My first drafts look much like my office.  Would you want to read them?

The first chaotic draft is the starting point. Something to work from.  Without it there is no writing.

Before I am ready to send my work out, bedlam must be uncovered. There are revisions, reading what I have written out loud, rewriting, plucking out adjectives, scrounging the thesaurus, shifting ideas so that they are more coherent, so that my writing is clearer. Cleaner. Tidier. Neat.

5 thoughts on “In Praise of Messiness

  1. “My first drafts are chock full of clichés, run on sentences, bland adjectives, ideas run amok.”

    Standing naked in front of a full length mirror is a great way to see what one needs to do to get in shape.

    So it is with writing.

    With time and work and plenty of sweat (along with more than a little cursing), the flab begins to disappear and something worth looking at takes shape.

    As Samuel Johnson said, “What is written without effort is in general read without pleasure.”

    As Arnold Schwarzenegger would say, “No pain, no gain. You got to feel the pump, yah.”

    Like

  2. I like the way this article flows and the honesty with which it is written.

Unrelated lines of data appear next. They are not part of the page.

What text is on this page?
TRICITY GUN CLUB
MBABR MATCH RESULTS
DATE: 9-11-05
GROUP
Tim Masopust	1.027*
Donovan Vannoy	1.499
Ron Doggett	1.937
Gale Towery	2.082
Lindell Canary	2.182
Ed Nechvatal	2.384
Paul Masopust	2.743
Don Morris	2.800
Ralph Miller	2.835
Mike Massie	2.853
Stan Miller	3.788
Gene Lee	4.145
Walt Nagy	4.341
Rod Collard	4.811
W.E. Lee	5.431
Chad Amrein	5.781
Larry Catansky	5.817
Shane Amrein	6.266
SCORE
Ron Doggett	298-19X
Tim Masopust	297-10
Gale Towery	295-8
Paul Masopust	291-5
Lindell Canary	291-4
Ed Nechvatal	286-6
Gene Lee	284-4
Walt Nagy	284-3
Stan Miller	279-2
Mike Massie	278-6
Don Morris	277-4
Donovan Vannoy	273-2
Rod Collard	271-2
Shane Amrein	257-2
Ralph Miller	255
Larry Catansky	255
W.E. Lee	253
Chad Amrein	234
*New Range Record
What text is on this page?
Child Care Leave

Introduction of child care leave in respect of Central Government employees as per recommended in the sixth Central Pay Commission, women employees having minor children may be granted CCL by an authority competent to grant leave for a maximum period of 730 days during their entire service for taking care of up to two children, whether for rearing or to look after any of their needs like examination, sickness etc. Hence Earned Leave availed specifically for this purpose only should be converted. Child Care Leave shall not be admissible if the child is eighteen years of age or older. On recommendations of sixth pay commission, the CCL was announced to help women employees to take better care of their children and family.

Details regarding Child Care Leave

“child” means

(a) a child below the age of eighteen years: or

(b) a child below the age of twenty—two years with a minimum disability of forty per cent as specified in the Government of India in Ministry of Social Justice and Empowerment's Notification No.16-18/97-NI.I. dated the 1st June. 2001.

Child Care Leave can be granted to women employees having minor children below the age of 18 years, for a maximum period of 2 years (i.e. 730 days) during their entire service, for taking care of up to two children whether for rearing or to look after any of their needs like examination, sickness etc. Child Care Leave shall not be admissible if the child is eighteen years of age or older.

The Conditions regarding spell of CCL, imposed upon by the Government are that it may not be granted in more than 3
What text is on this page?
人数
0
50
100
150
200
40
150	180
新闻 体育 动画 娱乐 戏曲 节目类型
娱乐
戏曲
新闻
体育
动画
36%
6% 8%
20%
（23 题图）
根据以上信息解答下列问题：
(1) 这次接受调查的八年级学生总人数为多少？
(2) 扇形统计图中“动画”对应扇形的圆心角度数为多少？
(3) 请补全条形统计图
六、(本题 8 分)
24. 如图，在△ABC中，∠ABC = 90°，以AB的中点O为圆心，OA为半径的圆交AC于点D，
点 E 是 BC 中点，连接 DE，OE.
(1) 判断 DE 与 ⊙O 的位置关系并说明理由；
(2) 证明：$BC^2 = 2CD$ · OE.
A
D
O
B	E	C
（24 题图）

It is difficult to be objective about one’s work but the more experience we gain, the more clearly we see what needs to be fixed.

    I believe chaos in our lives or in our surroundings can be a real distraction to the writing process. We need some form of orderliness to be able to create productively. Not perfection but just a way of knowing where everything is so we don’t waste time looking for it.

    I tend to work with organized piles, leaving enough space to give myself the illusion of freedom.

    Dave’s comment about seeing clearly and getting into shape (which requires discipline) is right on!